Vara Céline · Ständerat · 2021-09-14
Vara Céline · Ständerat · Neuenburg · Grüne Fraktion · 2021-09-14
Wortprotokoll
Il ne doit pas y avoir de problème avec les subventions dans l'agriculture suisse. L'agriculture suisse ne survivrait pas à la concurrence extrême à laquelle elle doit faire face sans les subventions, sans une aide massive de la Confédération. Je n'ai aucun problème avec ce constat. Une agriculture de proximité est ce prix-là.
J'aurais pu me satisfaire de la première proposition de la commission du Conseil national dans laquelle la culture biologique recevait un supplément plus important de la part de la Confédération, dans laquelle il y avait vraiment une plus-value concrète et qui favorisait la culture biologique.
Dans ce débat, j'ai très peu entendu, voire pas du tout, d'arguments en faveur de la biodiversité. Or, vous savez que la biodiversité subit une pression extrême. Aujourd'hui, avec la proposition de la majorité, nous allons artificiellement subventionner la culture conventionnelle de la betterave sucrière pendant cinq années supplémentaires. Je pense que cette culture - et l'expérience l'a démontré - n'a pas d'avenir sous cette forme, elle ne peut avoir d'avenir que si elle est durable. Cela a été très bien expliqué par le rapporteur.
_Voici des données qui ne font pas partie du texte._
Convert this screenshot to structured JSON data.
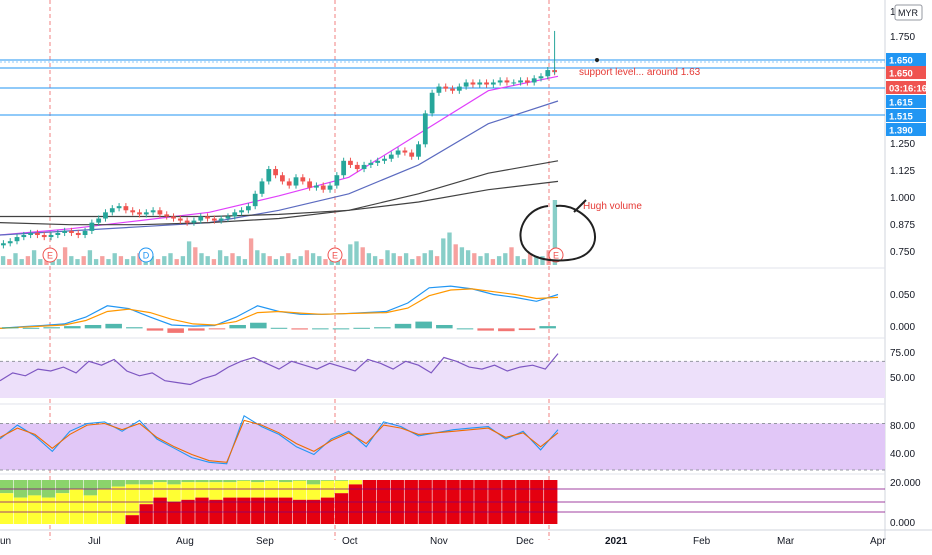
{
  "colors": {
    "up": "#26a69a",
    "down": "#ef5350",
    "level_line": "#2196f3",
    "rsi_line": "#7e57c2",
    "rsi_band": "#ede0fa",
    "stoch_band": "#e1c7f7",
    "stoch_k": "#2196f3",
    "stoch_d": "#ef6c00",
    "macd_line": "#2196f3",
    "signal_line": "#ff9800",
    "ma_short": "#e040fb",
    "ma_mid": "#5c6bc0",
    "ma_long": "#424242",
    "annotation": "#e53935",
    "circle": "#212121",
    "heat_red": "#e4000f",
    "heat_yellow": "#ffff33",
    "heat_green": "#8bd36b"
  },
  "currency": "MYR",
  "countdown": "03:16:16",
  "annotations": {
    "support_text": "support level... around 1.63",
    "volume_text": "Hugh volume"
  },
  "event_markers": [
    "E",
    "D",
    "E",
    "E"
  ],
  "chart_data": [
    {
      "type": "candlestick",
      "pane": "price",
      "ylim": [
        0.7,
        2.0
      ],
      "y_ticks": [
        "1.750",
        "1.250",
        "1.125",
        "1.000",
        "0.875",
        "0.750"
      ],
      "y_top_tick": "1",
      "price_labels": [
        {
          "value": "1.650",
          "kind": "blue"
        },
        {
          "value": "1.650",
          "kind": "red"
        },
        {
          "value": "1.615",
          "kind": "blue"
        },
        {
          "value": "1.515",
          "kind": "blue"
        },
        {
          "value": "1.390",
          "kind": "blue"
        }
      ],
      "horizontal_levels": [
        1.65,
        1.63,
        1.615,
        1.515
      ],
      "x_labels": [
        "un",
        "Jul",
        "Aug",
        "Sep",
        "Oct",
        "Nov",
        "Dec",
        "2021",
        "Feb",
        "Mar",
        "Apr"
      ],
      "close_series": [
        {
          "month": "Jun",
          "values": [
            0.82,
            0.83,
            0.85,
            0.86,
            0.87,
            0.86,
            0.85,
            0.86,
            0.87,
            0.88,
            0.87,
            0.86
          ]
        },
        {
          "month": "Jul",
          "values": [
            0.88,
            0.92,
            0.94,
            0.97,
            0.99,
            1.0,
            0.98,
            0.97,
            0.96,
            0.97,
            0.98,
            0.96
          ]
        },
        {
          "month": "Aug",
          "values": [
            0.95,
            0.94,
            0.93,
            0.92,
            0.93,
            0.95,
            0.94,
            0.93,
            0.94,
            0.95,
            0.97,
            0.98
          ]
        },
        {
          "month": "Sep",
          "values": [
            1.0,
            1.06,
            1.12,
            1.18,
            1.15,
            1.12,
            1.1,
            1.14,
            1.12,
            1.09,
            1.1,
            1.08
          ]
        },
        {
          "month": "Oct",
          "values": [
            1.1,
            1.15,
            1.22,
            1.2,
            1.18,
            1.2,
            1.21,
            1.22,
            1.23,
            1.25,
            1.27,
            1.26
          ]
        },
        {
          "month": "Nov",
          "values": [
            1.24,
            1.3,
            1.45,
            1.55,
            1.58,
            1.57,
            1.56,
            1.58,
            1.6,
            1.59,
            1.6,
            1.59
          ]
        },
        {
          "month": "Dec",
          "values": [
            1.6,
            1.61,
            1.6,
            1.6,
            1.61,
            1.6,
            1.62,
            1.63,
            1.66,
            1.65
          ]
        }
      ],
      "moving_averages": [
        {
          "key": "ma_short",
          "values": [
            0.86,
            0.89,
            0.93,
            0.97,
            1.05,
            1.14,
            1.35,
            1.56,
            1.63
          ]
        },
        {
          "key": "ma_mid",
          "values": [
            0.86,
            0.88,
            0.9,
            0.92,
            0.98,
            1.06,
            1.2,
            1.4,
            1.51
          ]
        },
        {
          "key": "ma_long",
          "values": [
            0.92,
            0.91,
            0.91,
            0.92,
            0.94,
            0.98,
            1.06,
            1.16,
            1.22
          ]
        },
        {
          "key": "ma_long",
          "values": [
            0.95,
            0.95,
            0.95,
            0.95,
            0.96,
            0.98,
            1.02,
            1.08,
            1.12
          ]
        }
      ]
    },
    {
      "type": "bar",
      "pane": "volume",
      "note": "relative volume, peak on last bar",
      "values": [
        3,
        2,
        4,
        2,
        3,
        5,
        2,
        3,
        4,
        2,
        6,
        3,
        2,
        3,
        5,
        2,
        3,
        2,
        4,
        3,
        2,
        3,
        4,
        5,
        3,
        2,
        3,
        4,
        2,
        3,
        8,
        6,
        4,
        3,
        2,
        5,
        3,
        4,
        3,
        2,
        9,
        5,
        4,
        3,
        2,
        3,
        4,
        2,
        3,
        5,
        4,
        3,
        2,
        3,
        4,
        2,
        7,
        8,
        6,
        4,
        3,
        2,
        5,
        4,
        3,
        4,
        2,
        3,
        4,
        5,
        3,
        9,
        11,
        7,
        6,
        5,
        4,
        3,
        4,
        2,
        3,
        4,
        6,
        3,
        2,
        4,
        3,
        3,
        5,
        22
      ]
    },
    {
      "type": "line",
      "pane": "macd",
      "y_ticks": [
        "0.050",
        "0.000"
      ],
      "ylim": [
        -0.01,
        0.1
      ],
      "series": [
        {
          "key": "macd_line",
          "values": [
            0.0,
            0.003,
            0.005,
            0.008,
            0.02,
            0.04,
            0.035,
            0.02,
            0.006,
            0.004,
            0.005,
            0.02,
            0.04,
            0.03,
            0.025,
            0.025,
            0.026,
            0.028,
            0.03,
            0.045,
            0.072,
            0.075,
            0.07,
            0.06,
            0.055,
            0.048,
            0.06
          ]
        },
        {
          "key": "signal_line",
          "values": [
            0.0,
            0.002,
            0.004,
            0.006,
            0.014,
            0.03,
            0.034,
            0.028,
            0.016,
            0.008,
            0.006,
            0.012,
            0.028,
            0.03,
            0.027,
            0.025,
            0.026,
            0.027,
            0.028,
            0.036,
            0.058,
            0.068,
            0.07,
            0.065,
            0.06,
            0.053,
            0.055
          ]
        }
      ],
      "histogram": [
        0.002,
        0.001,
        0.002,
        0.004,
        0.006,
        0.008,
        0.002,
        -0.004,
        -0.008,
        -0.004,
        -0.001,
        0.006,
        0.01,
        0.001,
        -0.002,
        0.0,
        0.0,
        0.001,
        0.002,
        0.008,
        0.012,
        0.006,
        0.0,
        -0.004,
        -0.005,
        -0.003,
        0.004
      ]
    },
    {
      "type": "line",
      "pane": "rsi",
      "y_ticks": [
        "75.00",
        "50.00"
      ],
      "ylim": [
        30,
        90
      ],
      "values": [
        50,
        58,
        55,
        62,
        60,
        64,
        58,
        70,
        66,
        72,
        60,
        55,
        58,
        50,
        48,
        46,
        52,
        56,
        64,
        70,
        74,
        68,
        62,
        70,
        66,
        62,
        68,
        64,
        60,
        72,
        68,
        62,
        70,
        66,
        58,
        74,
        70,
        64,
        62,
        66,
        60,
        64,
        66,
        62,
        78
      ]
    },
    {
      "type": "line",
      "pane": "stochastic",
      "y_ticks": [
        "80.00",
        "40.00"
      ],
      "ylim": [
        20,
        100
      ],
      "series": [
        {
          "key": "stoch_k",
          "values": [
            60,
            78,
            64,
            44,
            70,
            80,
            82,
            70,
            84,
            60,
            48,
            36,
            30,
            28,
            90,
            76,
            66,
            50,
            40,
            60,
            70,
            50,
            82,
            76,
            64,
            68,
            72,
            74,
            76,
            60,
            70,
            46,
            72
          ]
        },
        {
          "key": "stoch_d",
          "values": [
            62,
            74,
            66,
            48,
            66,
            78,
            80,
            72,
            80,
            62,
            50,
            40,
            32,
            30,
            84,
            78,
            68,
            54,
            44,
            58,
            68,
            54,
            78,
            74,
            66,
            68,
            70,
            72,
            74,
            62,
            68,
            50,
            68
          ]
        }
      ]
    },
    {
      "type": "bar",
      "pane": "heatmap",
      "y_ticks": [
        "20.000",
        "0.000"
      ],
      "note": "stacked trend-strength columns: red share grows over time",
      "red_share": [
        0,
        0,
        0,
        0,
        0,
        0,
        0,
        0,
        0,
        0.2,
        0.45,
        0.6,
        0.5,
        0.55,
        0.6,
        0.55,
        0.6,
        0.6,
        0.6,
        0.6,
        0.6,
        0.55,
        0.55,
        0.6,
        0.7,
        0.9,
        1,
        1,
        1,
        1,
        1,
        1,
        1,
        1,
        1,
        1,
        1,
        1,
        1,
        1
      ],
      "green_share": [
        0.3,
        0.4,
        0.35,
        0.4,
        0.3,
        0.2,
        0.35,
        0.2,
        0.15,
        0.1,
        0.1,
        0.05,
        0.1,
        0.05,
        0.05,
        0.05,
        0.05,
        0.02,
        0.05,
        0.02,
        0.05,
        0.02,
        0.1,
        0.02,
        0.02,
        0,
        0,
        0,
        0,
        0,
        0,
        0,
        0,
        0,
        0,
        0,
        0,
        0,
        0,
        0
      ]
    }
  ]
}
La Confédération encourage la recherche pour rendre la culture de la betterave durable, une production durable qui [PAGE 778] est aussi soutenue par Agroscope qui fait des recherches sur des espèces plus résistantes. C'est ce vers quoi nous devons nous tourner. M. le président de la Confédération l'a mentionné aussi: deux nouveaux pesticides de synthèse ont été homologués - mais qui, soit dit au passage, restent des produits toxiques - et seront utilisés durant une période de transition jusqu'à ce que la recherche aboutisse, grâce aux moyens conséquents qui ont été investis.
Dans cette configuration, si on veut viser une culture attractive de la betterave, il ne faut pas continuer à subventionner massivement l'agriculture conventionnelle. C'est pourquoi je déplore que nous ne soyons pas restés sur le premier projet de la commission du Conseil national, qui suscitait un intérêt beaucoup plus important chez les paysans concernés pour se diriger vers une culture biologique de la betterave sucrière.
C'est la raison pour laquelle je suivrai la minorité.